The roadway was moved away from the park’s classical arcades, making space for a large circular patio. It’s a new gathering place to families and friends to begin their exploration of what the park has to offer.
As part of the Park of the Arts initiative, the corridor improvements mark another major milestone in the restoration of the National Historic Landmark campus. The project also expands parking for the Spa Little Theater plus the recreational and cultural attractions of the Roosevelt Campus and provides new EV charging stations.
The new Welcome Terrace, referred to as The Arcade, sits at the entrance of the Saratoga Spa State Park’s neo-classical Roosevelt Campus. It will feature a circle of benches to create the perfect spot for park visitors to socialize, relax, and take in their surroundings. For a limited time, people can adopt and dedicate one of these benches.

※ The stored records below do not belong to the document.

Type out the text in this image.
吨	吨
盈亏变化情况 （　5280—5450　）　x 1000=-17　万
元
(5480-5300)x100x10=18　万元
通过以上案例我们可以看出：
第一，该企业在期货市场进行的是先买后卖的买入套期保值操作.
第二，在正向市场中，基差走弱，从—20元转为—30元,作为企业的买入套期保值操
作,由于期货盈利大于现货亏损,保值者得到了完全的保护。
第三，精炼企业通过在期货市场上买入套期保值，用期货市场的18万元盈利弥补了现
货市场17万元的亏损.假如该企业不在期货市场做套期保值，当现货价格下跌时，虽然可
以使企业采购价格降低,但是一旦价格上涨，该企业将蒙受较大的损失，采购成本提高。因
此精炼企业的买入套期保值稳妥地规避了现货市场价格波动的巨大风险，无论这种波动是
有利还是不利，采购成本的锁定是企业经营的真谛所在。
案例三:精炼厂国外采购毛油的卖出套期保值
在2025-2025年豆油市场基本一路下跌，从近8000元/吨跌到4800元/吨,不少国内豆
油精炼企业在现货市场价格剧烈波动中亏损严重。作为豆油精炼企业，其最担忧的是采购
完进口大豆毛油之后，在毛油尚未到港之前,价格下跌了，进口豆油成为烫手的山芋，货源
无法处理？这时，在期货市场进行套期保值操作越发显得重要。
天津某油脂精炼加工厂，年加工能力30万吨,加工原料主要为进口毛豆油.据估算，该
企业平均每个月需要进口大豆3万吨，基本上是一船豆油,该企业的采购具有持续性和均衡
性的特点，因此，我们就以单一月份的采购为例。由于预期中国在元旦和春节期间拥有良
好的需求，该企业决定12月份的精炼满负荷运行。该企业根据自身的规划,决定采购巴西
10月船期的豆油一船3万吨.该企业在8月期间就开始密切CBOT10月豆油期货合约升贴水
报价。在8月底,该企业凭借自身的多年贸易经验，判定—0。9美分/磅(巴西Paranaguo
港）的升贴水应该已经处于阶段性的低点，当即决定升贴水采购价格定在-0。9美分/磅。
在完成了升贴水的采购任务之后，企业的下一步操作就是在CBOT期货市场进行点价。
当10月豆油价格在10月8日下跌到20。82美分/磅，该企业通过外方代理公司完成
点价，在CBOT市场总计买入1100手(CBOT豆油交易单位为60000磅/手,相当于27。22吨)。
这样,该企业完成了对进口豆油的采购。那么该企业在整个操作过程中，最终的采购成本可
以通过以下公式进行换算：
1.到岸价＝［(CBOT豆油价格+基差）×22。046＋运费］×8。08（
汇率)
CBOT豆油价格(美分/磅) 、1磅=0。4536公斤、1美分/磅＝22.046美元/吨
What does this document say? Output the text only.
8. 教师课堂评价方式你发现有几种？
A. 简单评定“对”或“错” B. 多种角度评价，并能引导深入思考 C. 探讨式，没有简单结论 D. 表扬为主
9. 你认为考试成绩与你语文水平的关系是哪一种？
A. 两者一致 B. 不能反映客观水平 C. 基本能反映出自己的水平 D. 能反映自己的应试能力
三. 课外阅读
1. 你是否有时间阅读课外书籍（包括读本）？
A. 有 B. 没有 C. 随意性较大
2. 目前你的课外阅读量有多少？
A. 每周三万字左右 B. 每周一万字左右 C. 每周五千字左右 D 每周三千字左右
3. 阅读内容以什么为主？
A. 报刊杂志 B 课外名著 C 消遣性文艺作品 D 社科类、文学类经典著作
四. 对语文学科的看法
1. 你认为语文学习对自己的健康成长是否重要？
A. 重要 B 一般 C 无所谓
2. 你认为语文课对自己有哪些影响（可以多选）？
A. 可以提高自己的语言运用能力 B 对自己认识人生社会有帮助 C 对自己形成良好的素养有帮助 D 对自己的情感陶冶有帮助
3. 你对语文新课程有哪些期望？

New stormwater management features will help protect water quality, stabilize water temperature, and improve brook trout habitat in Geyser Creek. These include installing underground stormwater chambers and porous asphalt at the expanded parking lot to filter rainwater and allow it to slowly seep back into the soil, reducing stormwater runoff and sedimentation flowing into Geyser Creek.
I am thrilled at the success of the Roosevelt Drive redevelopment. The completion of this project will enhance the city’s own ‘Complete Streets’ plan as it will link up with bikeways and pedestrian sidewalks right outside the State Park,” said Saratoga Springs Mayor Ron Kim. “I have no doubt that local residents and visitors will be happy to take advantage of these enhancements especially during our beautiful summer months.”
The Park of the Arts initiative envisions Saratoga Spa State Park as a singular global destination for multi-disciplinary arts presentation, programming, and learning through the adaptive reuse of National Historic Landmark structures, set in a spectacular 2,400-acre natural setting. Through collaborations with cultural and educational organizations, recreational enterprises, and private businesses, New York State will create an artistic and cultural tourism destination in a class of its own in one of New York State’s flagship parks.
Funding came from New York Works capital funding as well as $1.2 million from the federal Land and Water Conservation Fund.